La
valutazione L’
O.M. n° 90 del 21
maggio 2001, art.15,
prevede diverse modalità di valutazione per gli studenti frequentanti la scuola
superiore.
La scuola superiore
è professionalizzante e da accesso agli studi universitari. Per raggiungere
tali traguardi gli studenti devono essere in grado di acquisire una serie di
conoscenze, sviluppare delle competenze e delle abilità stabilite dal Ministero
dell’Istruzione.
Molto spesso però
gli studenti in situazione di disagio o di disabilità non hanno gli strumenti
per raggiungere tali obiettivi; la scuola però deve essere in grado di dare
delle risposte formative adeguate volte al pieno sviluppo della persona e al suo
inserimento post-scolastico e lavorativo.

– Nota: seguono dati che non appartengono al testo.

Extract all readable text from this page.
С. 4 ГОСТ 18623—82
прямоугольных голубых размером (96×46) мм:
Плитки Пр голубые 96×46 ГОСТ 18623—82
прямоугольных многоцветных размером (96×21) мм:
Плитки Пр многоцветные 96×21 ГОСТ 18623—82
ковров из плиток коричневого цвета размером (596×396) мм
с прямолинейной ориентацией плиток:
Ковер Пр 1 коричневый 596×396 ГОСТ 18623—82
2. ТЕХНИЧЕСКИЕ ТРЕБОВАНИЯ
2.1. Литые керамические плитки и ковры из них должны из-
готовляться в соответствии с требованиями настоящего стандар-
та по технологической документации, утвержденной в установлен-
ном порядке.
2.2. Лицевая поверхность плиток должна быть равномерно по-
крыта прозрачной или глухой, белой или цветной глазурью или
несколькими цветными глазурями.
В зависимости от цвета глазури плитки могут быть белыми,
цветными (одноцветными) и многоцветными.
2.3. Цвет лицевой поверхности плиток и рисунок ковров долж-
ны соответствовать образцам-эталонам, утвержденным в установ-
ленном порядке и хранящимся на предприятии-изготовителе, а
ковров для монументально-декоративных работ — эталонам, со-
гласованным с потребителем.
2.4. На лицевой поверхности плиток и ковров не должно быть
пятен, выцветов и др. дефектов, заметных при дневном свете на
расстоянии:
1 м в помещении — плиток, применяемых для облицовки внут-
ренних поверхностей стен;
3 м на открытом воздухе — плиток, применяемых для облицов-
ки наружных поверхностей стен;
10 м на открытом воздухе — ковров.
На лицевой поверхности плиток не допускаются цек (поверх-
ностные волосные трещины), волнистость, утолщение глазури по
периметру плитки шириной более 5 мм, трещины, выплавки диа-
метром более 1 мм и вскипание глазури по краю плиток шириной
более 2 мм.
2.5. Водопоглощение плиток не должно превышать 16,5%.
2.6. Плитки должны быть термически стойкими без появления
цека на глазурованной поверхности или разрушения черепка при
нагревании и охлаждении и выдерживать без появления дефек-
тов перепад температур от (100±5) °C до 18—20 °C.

Il nostro istituto
infatti organizza
stages e percorsi di alternanza scuola lavoro, per far sviluppare negli studenti prerequisiti e abilità
lavorative che facilitino il difficile passaggio al mondo del lavoro, con la
gradualità e le attenzioni che solo un inserimento guidato e monitorato da
vicino può determinare. Nel caso in cui uno studente non abbia gli strumenti per
seguire i percorsi stabiliti dal ministero per ottenere il titolo di
studio del corso frequentato, la valutazione avviene comunque (O.M. n° 90
del 21 maggio 2001, art. 15, comma 4), ma si attua sul progetto scolastico
personalizzato (PEP) elaborato appositamente per lo studente certificato.
Ciò permette di valutare i progressi e la conquista di competenze e
abilità che quello specifico studente è in grado di dare rispetto alle sue
caratteristiche e potenzialità.
Quindi la valutazione intermedia e quella di fine anno, che promuove alla
classe successiva, risulta essere differenziata rispetto alle valutazioni
regolari effettuate rispetto ai programmi ministeriali. E diversamente non
potrebbe essere, poiché ricordiamo che un diploma di qualifica o quello di
stato certificano il possesso di una professionalità o l’accesso
all’università.
La scuola dal canto suo attua questo processo di valutazione differenziata
(quando si presenti il caso) in piena trasparenza informando la famiglia,
che comunque ha facoltà di accettare o rifiutare un tale tipo di
valutazione.
Flessibilità del
processo educativo e valutativo. Il progetto
educativo-didattico degli alunni disabili o in situazione di disagio, da un anno
all’altro può modificarsi in modo significativo nel caso in cui si verifichino
progressioni significative negli studi.
La legge infatti
(O.M. n° 90 del 21 maggio 2001, art. 15, comma 4) prevede che alunni valutati in
modo differenziato, raggiungendo globalmente nell’anno scolastico successivo gli
obiettivi minimi previsti dai programmi ministeriali, possano ottenere la
promozione a pieno titolo, concorrendo per l’ottenimento del titolo di studio
previsto dalla legge per il corso frequentato. Ciò senza necessità di alcun
recupero riferito all’anno precedente, quando la valutazione era differenziata.